凤清欢水眸微惊,猛然回头,对视上银色面具下,那双冰冷深邃的鹰瞳。
“又是你?冥王为什么总是阴魂不散的跟着我?”
四目相对,夜北冥唇畔微微勾起一丝不易察觉的弧度,似笑非笑——
“这东临皇宫里也没什么可逛的,本王想想还要在这儿等三日,便觉得无聊之极。唯一还有些趣意的地方,也就只有这沉香殿了……”
凤清欢白他一眼,清清冷冷:“我们东临国可没人拽着冥王的衣角不让你走……”
言外之意,既然冥王觉得这儿无聊之极,那你离开东临国便是。
夜北冥眯眯眼,戴着银色面具的冰冷轮廓倏地凑近她。
“你就这么盼着本王走?人都说一日夫妻百日恩,怎么在欢儿你这里……本王却看不出半点情份?”
男人低沉的嗓音幽幽冷冷,一半认真,一半戏谑。
凤清欢脸颊的温度骤然熨烫,她这才注意到,夜北冥高大挺拔的身躯,几乎低俯到了她的面前。

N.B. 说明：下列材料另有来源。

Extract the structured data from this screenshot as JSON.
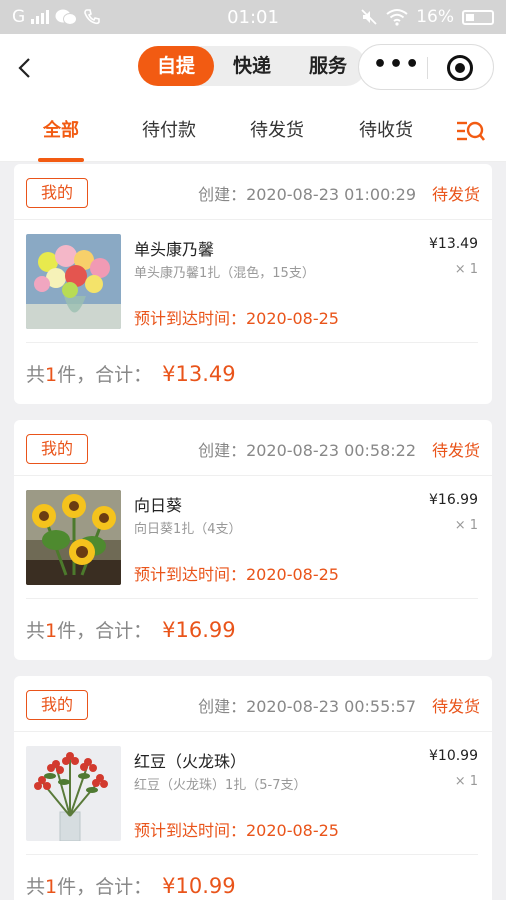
{
  "status_bar": {
    "carrier": "G",
    "time": "01:01",
    "battery": "16%"
  },
  "nav": {
    "segments": [
      {
        "label": "自提",
        "active": true
      },
      {
        "label": "快递",
        "active": false
      },
      {
        "label": "服务",
        "active": false
      }
    ],
    "more_label": "•••"
  },
  "tabs": [
    {
      "label": "全部",
      "active": true
    },
    {
      "label": "待付款",
      "active": false
    },
    {
      "label": "待发货",
      "active": false
    },
    {
      "label": "待收货",
      "active": false
    }
  ],
  "orders": [
    {
      "tag": "我的",
      "created": "创建：2020-08-23 01:00:29",
      "status": "待发货",
      "product_name": "单头康乃馨",
      "spec": "单头康乃馨1扎（混色，15支）",
      "eta": "预计到达时间：2020-08-25",
      "price": "¥13.49",
      "qty": "× 1",
      "total_prefix": "共",
      "total_count": "1",
      "total_mid": "件，合计：",
      "total_amount": "¥13.49"
    },
    {
      "tag": "我的",
      "created": "创建：2020-08-23 00:58:22",
      "status": "待发货",
      "product_name": "向日葵",
      "spec": "向日葵1扎（4支）",
      "eta": "预计到达时间：2020-08-25",
      "price": "¥16.99",
      "qty": "× 1",
      "total_prefix": "共",
      "total_count": "1",
      "total_mid": "件，合计：",
      "total_amount": "¥16.99"
    },
    {
      "tag": "我的",
      "created": "创建：2020-08-23 00:55:57",
      "status": "待发货",
      "product_name": "红豆（火龙珠）",
      "spec": "红豆（火龙珠）1扎（5-7支）",
      "eta": "预计到达时间：2020-08-25",
      "price": "¥10.99",
      "qty": "× 1",
      "total_prefix": "共",
      "total_count": "1",
      "total_mid": "件，合计：",
      "total_amount": "¥10.99"
    }
  ],
  "colors": {
    "accent": "#f25b12",
    "price": "#e9541a"
  }
}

属于男人身体独有的淡淡墨竹馨香,随着窗口逸入的微风,钻入凤清欢的鼻底。
她从椅子上一跃而起,连退两步,涨红着小脸瞪着他,暗暗捏紧了拳头。
“谁是你的欢儿,你这个无耻……之徒。”
凤清欢又羞又窘,脸颊熨烫的都快要烧起来,藏在袖中的小手突然飞向夜北冥。
夜北冥不疾不缓,带着慵懒的不羁,轻而易举抬手攥紧了她的皓腕。
却不料,凤清欢突然一松手,白色粉沫四溅,扬起一片粉霾。
夜北冥猝不及防,松开她的皓腕,摒息挥动袖袍,粉霾瞬间散去。
他再抬头,眼尖的看见凤清欢正掏出一颗药丸喂入口中。
只见一道耀眼的红光闪过,身着火红蔓陀罗精绣长袍的男人,粗粝的大掌下一秒已经握在凤清欢的下颌。
他手指的力道很大,凤清欢只觉得生生的痛,黛眉微蹙。
“你刚才用的什么毒?把解药交出来。”
夜北冥只觉得脖颈隐隐作痒,绝对和凤清欢刚才撒出的药粉脱不了干系。
凤清欢被他紧捏着下颌,口中的解药还未来得及咽下,也无法开口说话。
夜北冥单手禁锢着她的下颌,另一只手毫不客气扯出她藏在袖中的锦袋,里面却是空空如也,什么也没有。
他再对视上凤清欢那双黑白分明的清澈水眸,鹰眸微眯。
“看来刚才你喂进嘴里的那颗……便是唯一的解药了。”
夜北冥的话出,犀利的冷眸一瞬不瞬盯着她精致的小脸。
凤清欢虽然面色无波无澜,却在男人锐利的眸光下,眼敛微垂,担心被他发现……解药还在她的口中并未咽下。
虽然她表现的极其淡定从容,看不出一丝异色。
夜北冥却依然敏锐的察觉到了端倪,男人鹰眸倏地一紧,乌黑的头颅突然倾俯而下,岑冷的薄唇带着霸道的力度,覆上她的樱唇。
他的灵舌,如同凶猛的狼,横扫丁香,迅速发现了被凤清欢紧压在舌底的药丸。
为了阻止男人得逞,凤清欢本能较劲,探舌阻止。
丁香小口内,为了一颗解药的争斗,看似更像激吻。